Biological Dimension
- Strong heredity
- Increased activity in the orbitofrontal cortex
- The orbitofrontal cortex alerts the brain that something is wrong. So when it is hyperactive, it feels like something is horribly wrong.
- Lower activity in the caudate nuclei
- Subgroups differ in genetics and biological markers
- Reduced availability of serotonin and glutamate.
- OCD responds specifically to SSRI’s and not to other kinds of anti-anxiety meds.
Psychological Dimension
- Lack of trust in own performance
- Impulse control conflicts
- compulsive behaviors reduce anxiety, and because they reduce anxiety, they create compulsions through conditioning
- cognitive disorders
- exaggerated estimates regarding the probability of harm
- control seen as essential
- intolerance of uncertainty
- Search for evidence that they may have failed to perform rituals correctly – disconfirmatory bias
- hoarders may feel responsible towards the items or that they are extensions of themselves.

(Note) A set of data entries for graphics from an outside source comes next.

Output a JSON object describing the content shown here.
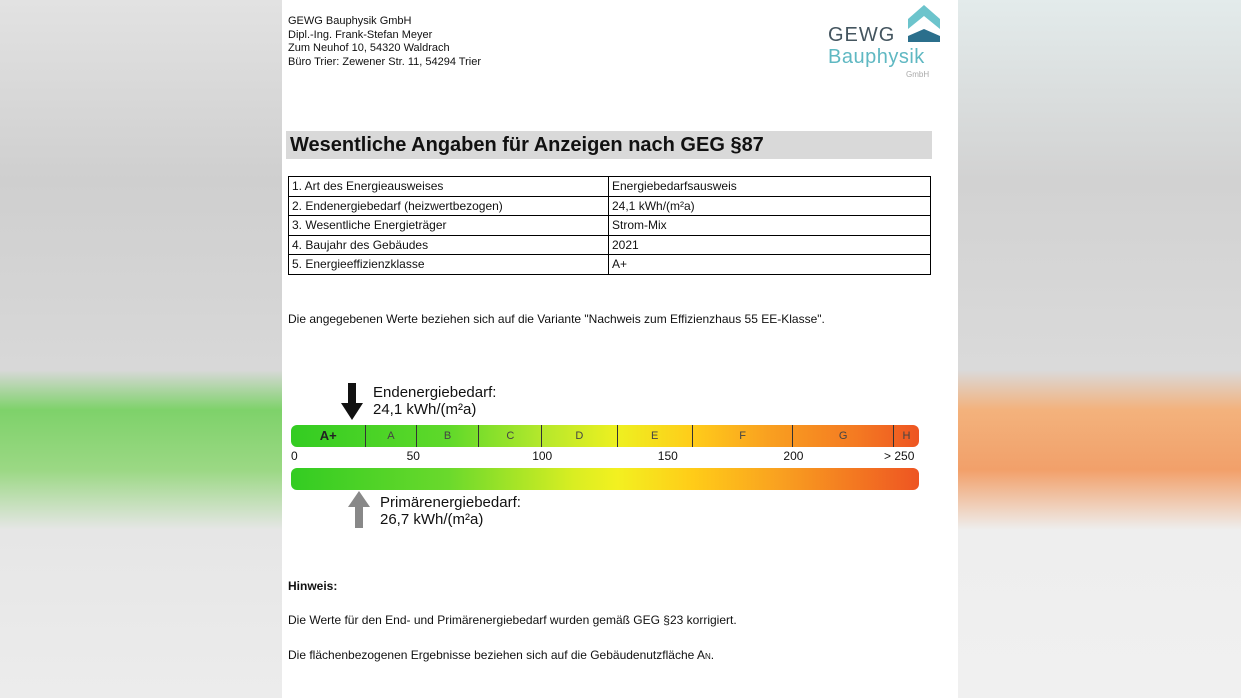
{
  "address": [
    "GEWG Bauphysik GmbH",
    "Dipl.-Ing. Frank-Stefan Meyer",
    "Zum Neuhof 10, 54320 Waldrach",
    "Büro Trier: Zewener Str. 11, 54294 Trier"
  ],
  "logo": {
    "line1": "GEWG",
    "line2": "Bauphysik",
    "line3": "GmbH",
    "colors": {
      "dark": "#44555f",
      "teal": "#5fb8c2"
    }
  },
  "heading": "Wesentliche Angaben für Anzeigen nach GEG §87",
  "table": [
    [
      "1. Art des Energieausweises",
      "Energiebedarfsausweis"
    ],
    [
      "2. Endenergiebedarf (heizwertbezogen)",
      "24,1 kWh/(m²a)"
    ],
    [
      "3. Wesentliche Energieträger",
      "Strom-Mix"
    ],
    [
      "4. Baujahr des Gebäudes",
      "2021"
    ],
    [
      "5. Energieeffizienzklasse",
      "A+"
    ]
  ],
  "variant_note": "Die angegebenen Werte beziehen sich auf die Variante \"Nachweis zum Effizienzhaus 55 EE-Klasse\".",
  "scale": {
    "end_label": "Endenergiebedarf:",
    "end_value_text": "24,1 kWh/(m²a)",
    "end_value": 24.1,
    "primary_label": "Primärenergiebedarf:",
    "primary_value_text": "26,7 kWh/(m²a)",
    "primary_value": 26.7,
    "classes": [
      {
        "name": "A+",
        "to": 30
      },
      {
        "name": "A",
        "to": 50
      },
      {
        "name": "B",
        "to": 75
      },
      {
        "name": "C",
        "to": 100
      },
      {
        "name": "D",
        "to": 130
      },
      {
        "name": "E",
        "to": 160
      },
      {
        "name": "F",
        "to": 200
      },
      {
        "name": "G",
        "to": 240
      },
      {
        "name": "H",
        "to": 250
      }
    ],
    "ticks": [
      "0",
      "50",
      "100",
      "150",
      "200",
      "> 250"
    ],
    "tick_values": [
      0,
      50,
      100,
      150,
      200,
      250
    ],
    "max": 250
  },
  "hint_title": "Hinweis:",
  "hint1": "Die Werte für den End- und Primärenergiebedarf wurden gemäß GEG §23 korrigiert.",
  "hint2": "Die flächenbezogenen Ergebnisse beziehen sich auf die Gebäudenutzfläche A",
  "hint2_sub": "N",
  "hint2_end": "."
}
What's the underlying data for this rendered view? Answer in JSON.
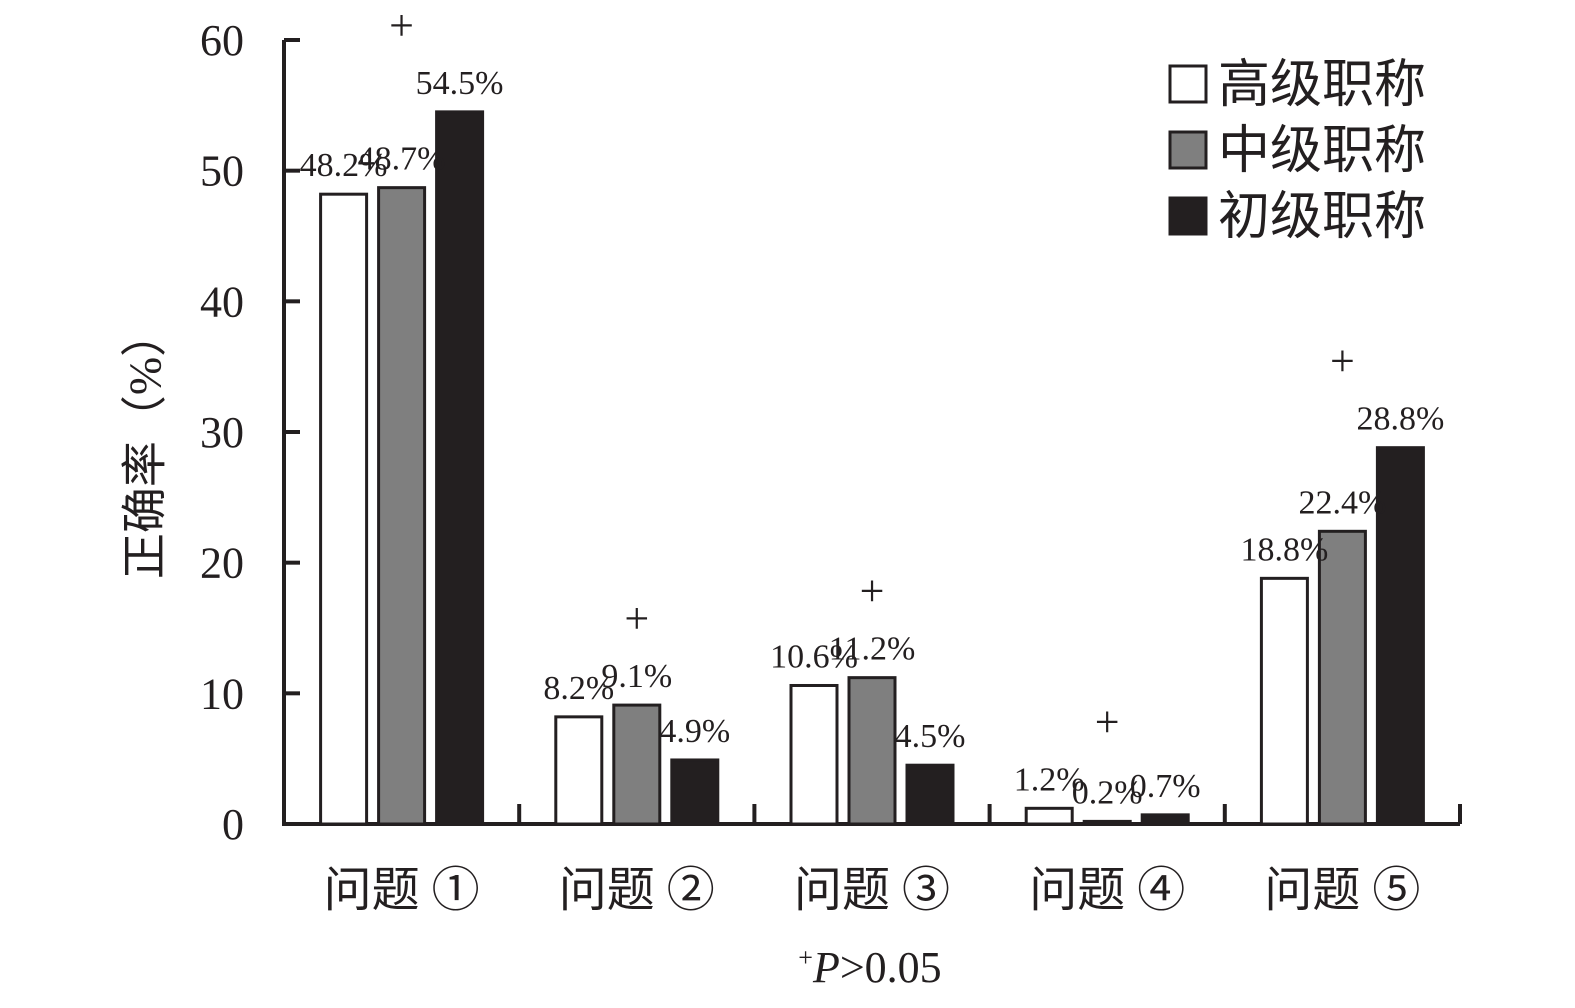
{
  "chart_data": {
    "type": "bar",
    "ylabel": "正确率（%）",
    "ylim": [
      0,
      60
    ],
    "yticks": [
      "0",
      "10",
      "20",
      "30",
      "40",
      "50",
      "60"
    ],
    "categories": [
      "问题 ①",
      "问题 ②",
      "问题 ③",
      "问题 ④",
      "问题 ⑤"
    ],
    "series": [
      {
        "name": "高级职称",
        "fill": "#ffffff",
        "values": [
          48.2,
          8.2,
          10.6,
          1.2,
          18.8
        ],
        "labels": [
          "48.2%",
          "8.2%",
          "10.6%",
          "1.2%",
          "18.8%"
        ]
      },
      {
        "name": "中级职称",
        "fill": "#7f7f7f",
        "values": [
          48.7,
          9.1,
          11.2,
          0.2,
          22.4
        ],
        "labels": [
          "48.7%",
          "9.1%",
          "11.2%",
          "0.2%",
          "22.4%"
        ]
      },
      {
        "name": "初级职称",
        "fill": "#231f20",
        "values": [
          54.5,
          4.9,
          4.5,
          0.7,
          28.8
        ],
        "labels": [
          "54.5%",
          "4.9%",
          "4.5%",
          "0.7%",
          "28.8%"
        ]
      }
    ],
    "significance_markers": [
      "+",
      "+",
      "+",
      "+",
      "+"
    ],
    "legend_position": "top-right",
    "grid": false,
    "footnote": {
      "mark": "+",
      "italic": "P",
      "rest": ">0.05"
    }
  }
}
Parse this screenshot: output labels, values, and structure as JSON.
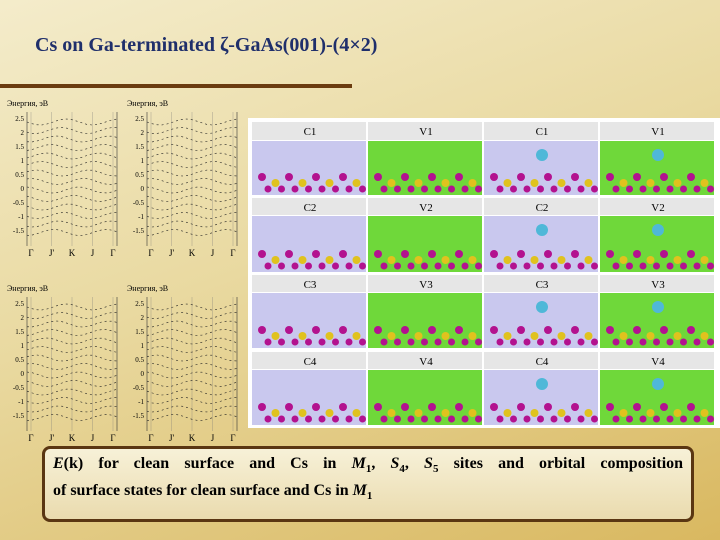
{
  "title": "Cs on Ga-terminated ζ-GaAs(001)-(4×2)",
  "band_plots": [
    {
      "ylabel": "Энергия, эВ",
      "yticks": [
        "2.5",
        "2",
        "1.5",
        "1",
        "0.5",
        "0",
        "-0.5",
        "-1",
        "-1.5"
      ],
      "klabels": [
        "Γ",
        "J'",
        "K",
        "J",
        "Γ"
      ]
    },
    {
      "ylabel": "Энергия, эВ",
      "yticks": [
        "2.5",
        "2",
        "1.5",
        "1",
        "0.5",
        "0",
        "-0.5",
        "-1",
        "-1.5"
      ],
      "klabels": [
        "Γ",
        "J'",
        "K",
        "J",
        "Γ"
      ]
    },
    {
      "ylabel": "Энергия, эВ",
      "yticks": [
        "2.5",
        "2",
        "1.5",
        "1",
        "0.5",
        "0",
        "-0.5",
        "-1",
        "-1.5"
      ],
      "klabels": [
        "Γ",
        "J'",
        "K",
        "J",
        "Γ"
      ]
    },
    {
      "ylabel": "Энергия, эВ",
      "yticks": [
        "2.5",
        "2",
        "1.5",
        "1",
        "0.5",
        "0",
        "-0.5",
        "-1",
        "-1.5"
      ],
      "klabels": [
        "Γ",
        "J'",
        "K",
        "J",
        "Γ"
      ]
    }
  ],
  "orbital_grid": {
    "rows": [
      [
        "C1",
        "V1",
        "C1",
        "V1"
      ],
      [
        "C2",
        "V2",
        "C2",
        "V2"
      ],
      [
        "C3",
        "V3",
        "C3",
        "V3"
      ],
      [
        "C4",
        "V4",
        "C4",
        "V4"
      ]
    ]
  },
  "caption": [
    "E",
    "(k) for clean surface and Cs in ",
    "M",
    "1",
    ", ",
    "S",
    "4",
    ", ",
    "S",
    "5",
    " sites and orbital composition",
    "of surface states for clean surface and Cs in ",
    "M",
    "1"
  ]
}
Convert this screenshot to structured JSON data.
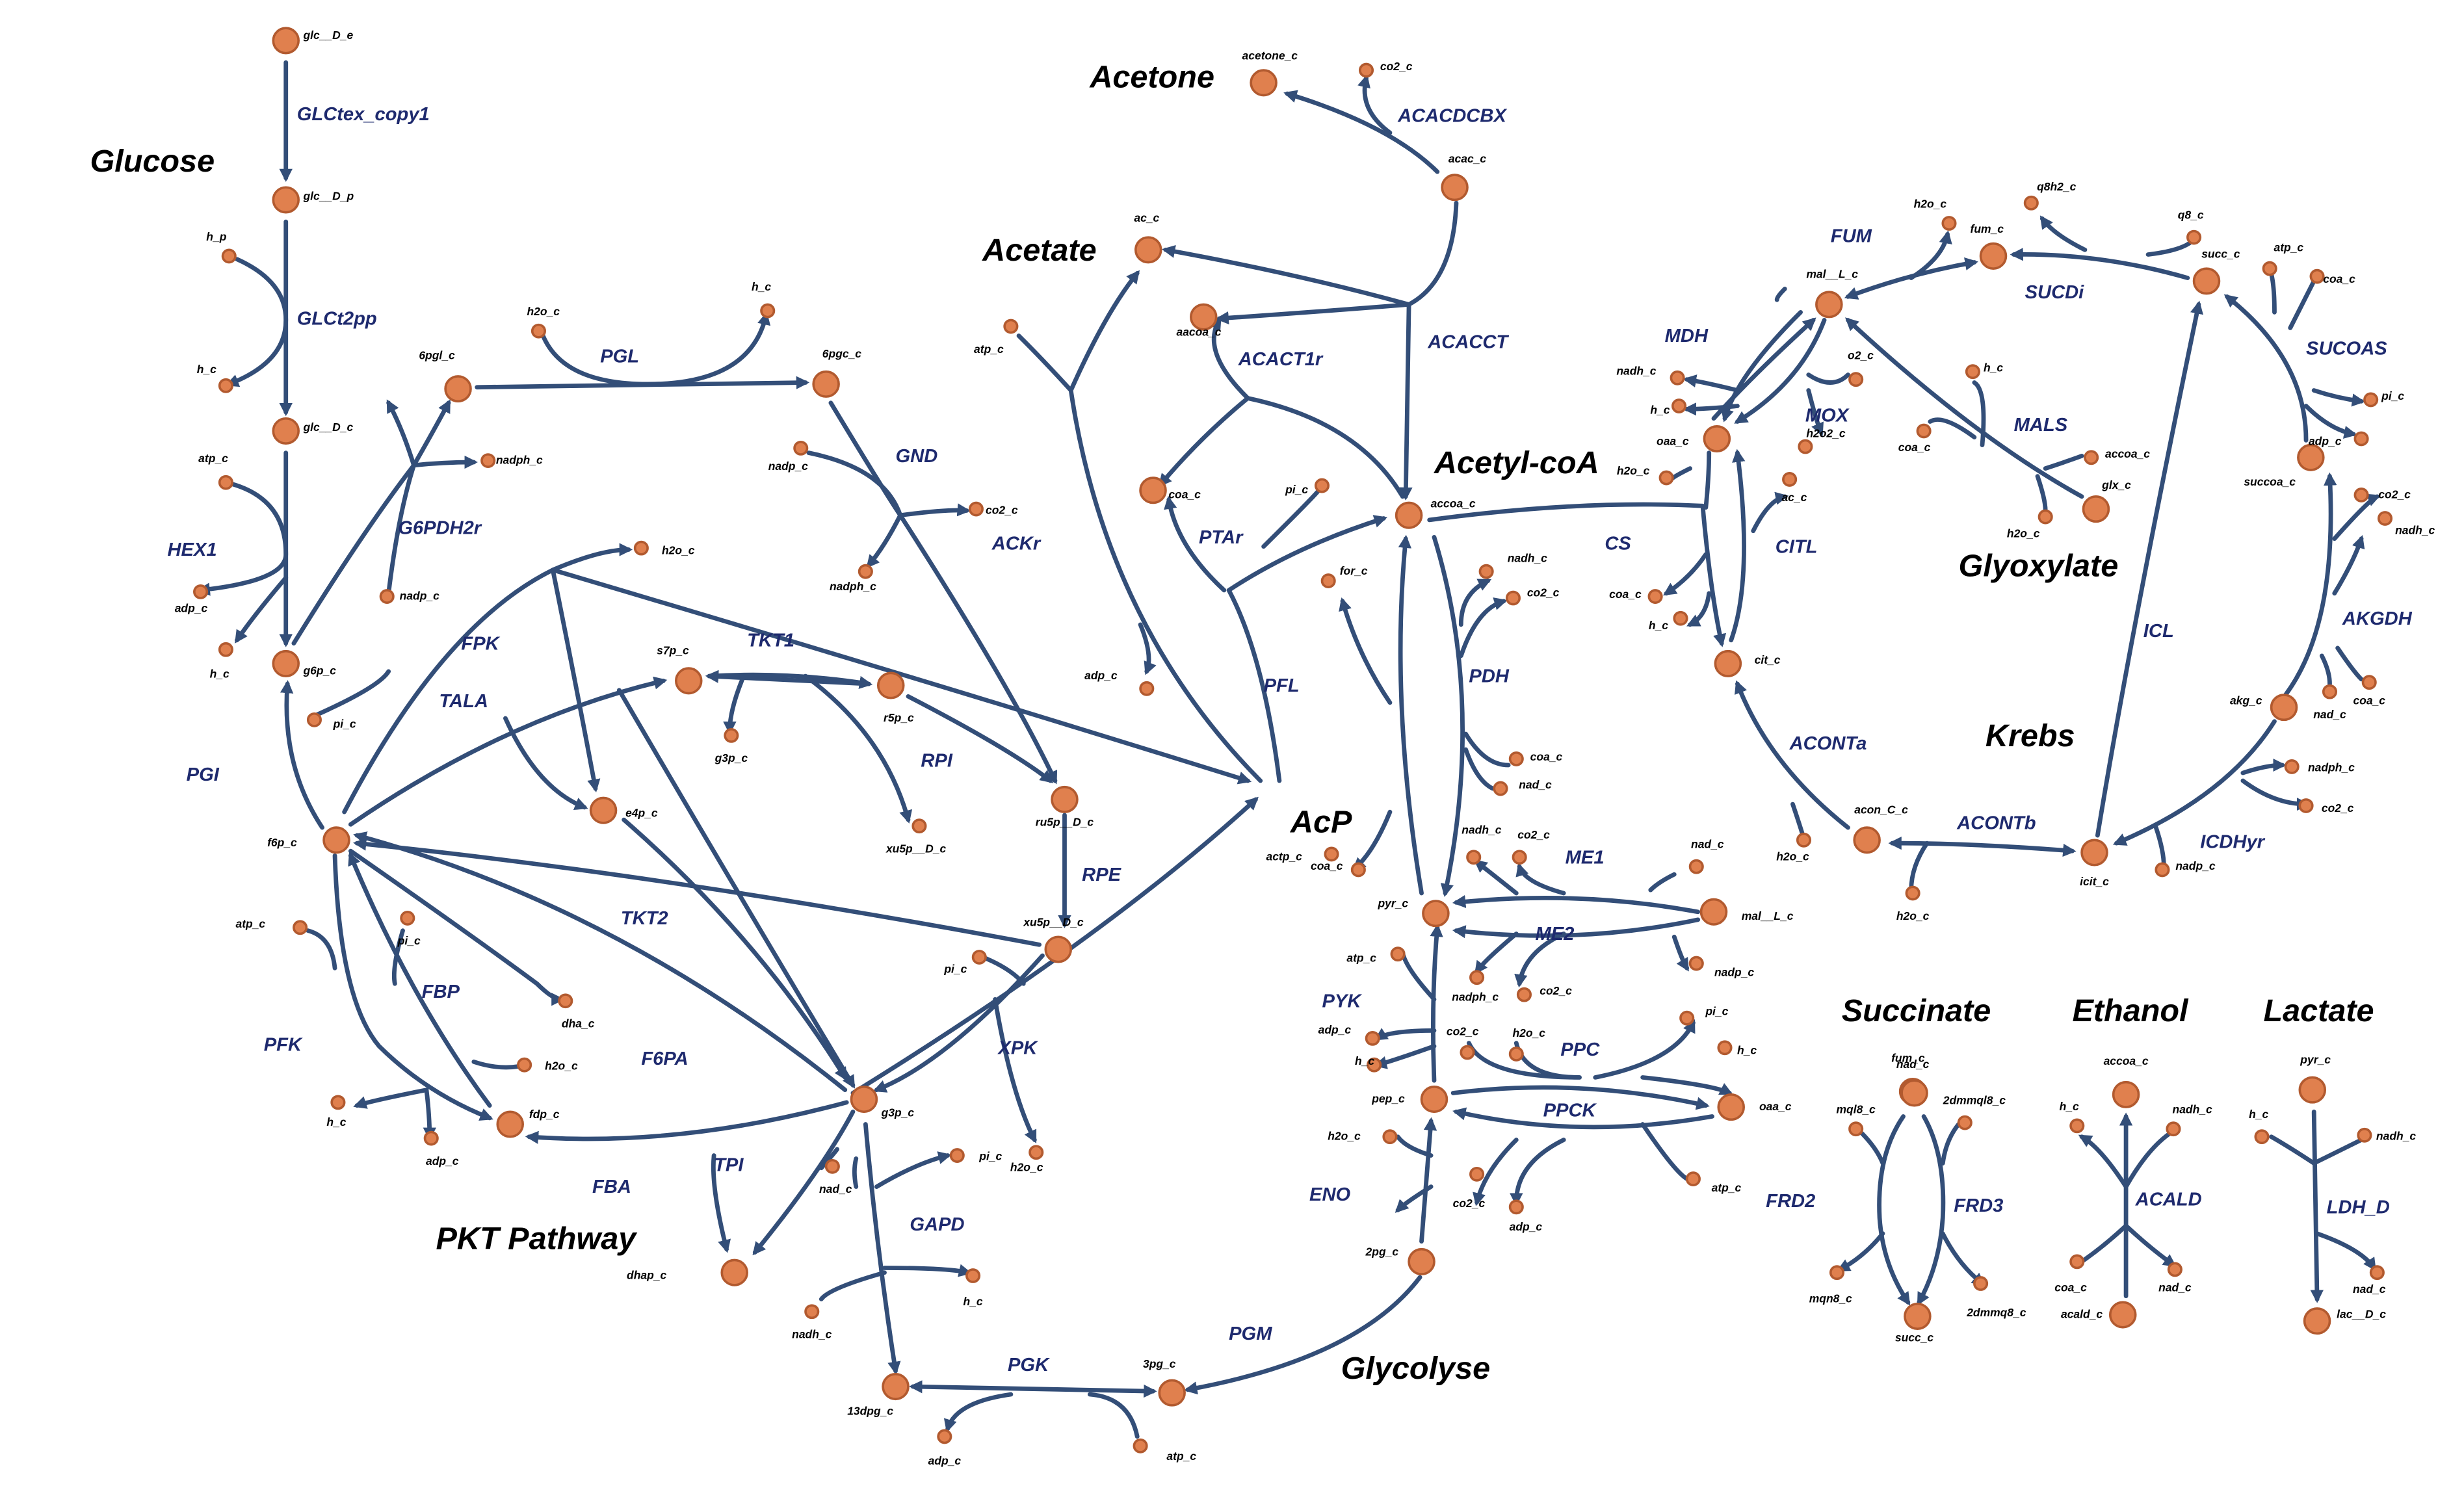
{
  "colors": {
    "edge": "#334e78",
    "node": "#e0804e",
    "reaction_label": "#1e2a6e",
    "group_label": "#000000"
  },
  "groups": [
    "Glucose",
    "Acetone",
    "Acetate",
    "Acetyl-coA",
    "AcP",
    "Glyoxylate",
    "Krebs",
    "Succinate",
    "Ethanol",
    "Lactate",
    "PKT Pathway",
    "Glycolyse"
  ],
  "reactions": [
    "GLCtex_copy1",
    "GLCt2pp",
    "HEX1",
    "G6PDH2r",
    "PGL",
    "GND",
    "ACKr",
    "FPK",
    "TKT1",
    "TALA",
    "RPI",
    "PGI",
    "RPE",
    "TKT2",
    "FBP",
    "PFK",
    "F6PA",
    "XPK",
    "FBA",
    "TPI",
    "GAPD",
    "PGK",
    "PGM",
    "ENO",
    "PYK",
    "ACACDCBX",
    "ACACCT",
    "ACACT1r",
    "PTAr",
    "PFL",
    "PDH",
    "CS",
    "ME1",
    "ME2",
    "PPC",
    "PPCK",
    "FRD2",
    "MDH",
    "FUM",
    "MOX",
    "SUCDi",
    "MALS",
    "CITL",
    "SUCOAS",
    "ICL",
    "AKGDH",
    "ACONTa",
    "ACONTb",
    "ICDHyr",
    "FRD3",
    "ACALD",
    "LDH_D"
  ],
  "metabolites": [
    "glc__D_e",
    "glc__D_p",
    "h_p",
    "h_c",
    "glc__D_c",
    "atp_c",
    "adp_c",
    "h_c",
    "g6p_c",
    "6pgl_c",
    "h2o_c",
    "h_c",
    "nadph_c",
    "nadp_c",
    "6pgc_c",
    "nadp_c",
    "co2_c",
    "nadph_c",
    "h2o_c",
    "s7p_c",
    "r5p_c",
    "g3p_c",
    "xu5p__D_c",
    "ru5p__D_c",
    "e4p_c",
    "pi_c",
    "f6p_c",
    "atp_c",
    "pi_c",
    "dha_c",
    "h2o_c",
    "h_c",
    "adp_c",
    "fdp_c",
    "xu5p__D_c",
    "pi_c",
    "g3p_c",
    "pi_c",
    "h2o_c",
    "nad_c",
    "nadh_c",
    "h_c",
    "dhap_c",
    "13dpg_c",
    "adp_c",
    "3pg_c",
    "atp_c",
    "acetone_c",
    "co2_c",
    "acac_c",
    "ac_c",
    "atp_c",
    "aacoa_c",
    "coa_c",
    "pi_c",
    "adp_c",
    "accoa_c",
    "for_c",
    "coa_c",
    "actp_c",
    "nadh_c",
    "co2_c",
    "coa_c",
    "nad_c",
    "pyr_c",
    "nadh_c",
    "co2_c",
    "nad_c",
    "mal__L_c",
    "nadp_c",
    "nadph_c",
    "co2_c",
    "atp_c",
    "adp_c",
    "h_c",
    "pep_c",
    "co2_c",
    "h2o_c",
    "pi_c",
    "h_c",
    "oaa_c",
    "co2_c",
    "adp_c",
    "atp_c",
    "h2o_c",
    "2pg_c",
    "nad_c",
    "mal__L_c",
    "h2o_c",
    "fum_c",
    "q8h2_c",
    "succ_c",
    "q8_c",
    "o2_c",
    "nadh_c",
    "h_c",
    "oaa_c",
    "h2o2_c",
    "h_c",
    "coa_c",
    "accoa_c",
    "glx_c",
    "h2o_c",
    "h2o_c",
    "ac_c",
    "coa_c",
    "h_c",
    "cit_c",
    "atp_c",
    "coa_c",
    "pi_c",
    "adp_c",
    "succoa_c",
    "co2_c",
    "nadh_c",
    "akg_c",
    "nad_c",
    "coa_c",
    "nadph_c",
    "co2_c",
    "acon_C_c",
    "icit_c",
    "nadp_c",
    "h2o_c",
    "h2o_c",
    "fum_c",
    "mql8_c",
    "2dmmql8_c",
    "mqn8_c",
    "succ_c",
    "2dmmq8_c",
    "accoa_c",
    "h_c",
    "nadh_c",
    "coa_c",
    "nad_c",
    "acald_c",
    "pyr_c",
    "h_c",
    "nadh_c",
    "nad_c",
    "lac__D_c"
  ]
}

Social and sociocultural dimensions
- Controlling, over-critical parenting
- Low parental warmth
- Discouragement of autonomy in the child
- These factors may give rise to maladaptive beliefs relating to personal responsibility.
- More common among white Americans
- And people who are divorced, seperated or unemployed
Treatment of OCD & related disorders
- Only about 60% of people with OCD respond to SSRI’s and may only respond partially.
- Behavioral treatments combine
- exposure: continued actual/imagined exposure to anxiety provoking situations, either gradual or flooding with the most stressful scenario
- response prevention
- Involves education about OCD, exposure and response prevention
- Development of an exposure hierarchy – ranking from least to most feared
- Exposure until anxiety goes down
- Prevention of compulsive rituals being acted out
- About 70% success-rate in OCD, and good results in related disorders.
- However many hoarders leave treatment because they don’t want to let go of their stuff.